Le bateau de la compagnie italienne Grimaldi, en route pour Brindisi en Italie, s'est embrasé vendredi à l'aube, deux heures après son départ du port grec d'Igoumenitsa, avec 290 personnes, dont 51 membres d'équipage, enregistrées à bord.
Le brasier attisé par le vent, les explosions sporadiques et la température infernale s'élevant à plus de 500 degrés empêchent les secours d'intervenir à bord du navire, selon les pompiers et les garde-côtes grecs.

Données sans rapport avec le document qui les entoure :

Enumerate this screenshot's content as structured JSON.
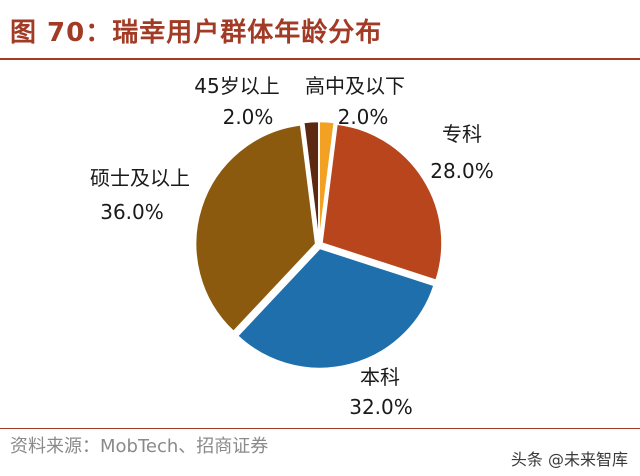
{
  "header": {
    "title": "图 70：瑞幸用户群体年龄分布"
  },
  "chart_data": {
    "type": "pie",
    "title": "图 70：瑞幸用户群体年龄分布",
    "slices": [
      {
        "label": "高中及以下",
        "value": 2.0,
        "value_label": "2.0%",
        "color": "#f2a123"
      },
      {
        "label": "专科",
        "value": 28.0,
        "value_label": "28.0%",
        "color": "#b8451b"
      },
      {
        "label": "本科",
        "value": 32.0,
        "value_label": "32.0%",
        "color": "#1f6fad"
      },
      {
        "label": "硕士及以上",
        "value": 36.0,
        "value_label": "36.0%",
        "color": "#8b5a0f"
      },
      {
        "label": "45岁以上",
        "value": 2.0,
        "value_label": "2.0%",
        "color": "#5c2812"
      }
    ]
  },
  "footer": {
    "source": "资料来源：MobTech、招商证券",
    "watermark": "头条 @未来智库"
  }
}
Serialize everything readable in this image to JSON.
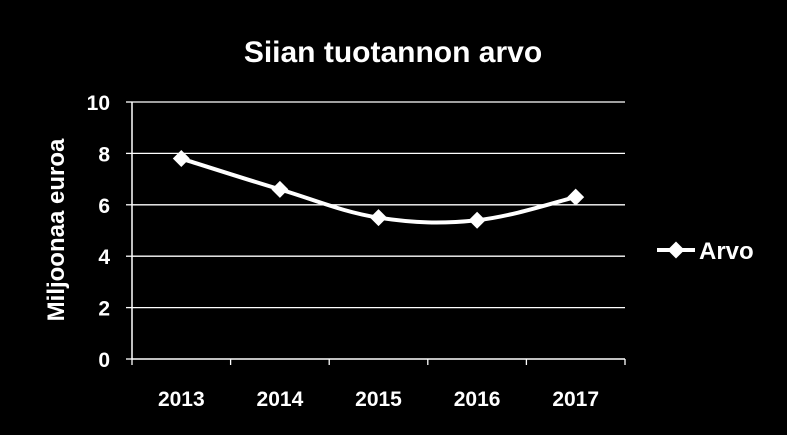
{
  "chart_data": {
    "type": "line",
    "title": "Siian tuotannon arvo",
    "xlabel": "",
    "ylabel": "Miljoonaa euroa",
    "categories": [
      "2013",
      "2014",
      "2015",
      "2016",
      "2017"
    ],
    "series": [
      {
        "name": "Arvo",
        "values": [
          7.8,
          6.6,
          5.5,
          5.4,
          6.3
        ]
      }
    ],
    "ylim": [
      0,
      10
    ],
    "yticks": [
      "0",
      "2",
      "4",
      "6",
      "8",
      "10"
    ],
    "grid": true,
    "legend": "right",
    "colors": {
      "background": "#000000",
      "line": "#ffffff",
      "grid": "#ffffff",
      "text": "#ffffff"
    }
  }
}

Aidés d'un hélicoptère, d'une frégate et d'un vaisseau de lutte contre les incendies, plongeurs et pompiers quadrillent la zone de la catastrophe, espérant retrouver les disparus.
Possible nappe
Des remorqueurs ont réussi à rapprocher le navire de la côte, à une dizaine de km au nord de Corfou, selon la télévision publique ERT. En début de soirée, l'Italie a annoncé que ses garde-côtes, déjà sur zone avec des moyens de lutte anti-pollution, avaient repéré "une possible nappe" près du bateau en feu, parti avec 800 m3 de fioul et 23 tonnes de "produits dangereux corrosifs".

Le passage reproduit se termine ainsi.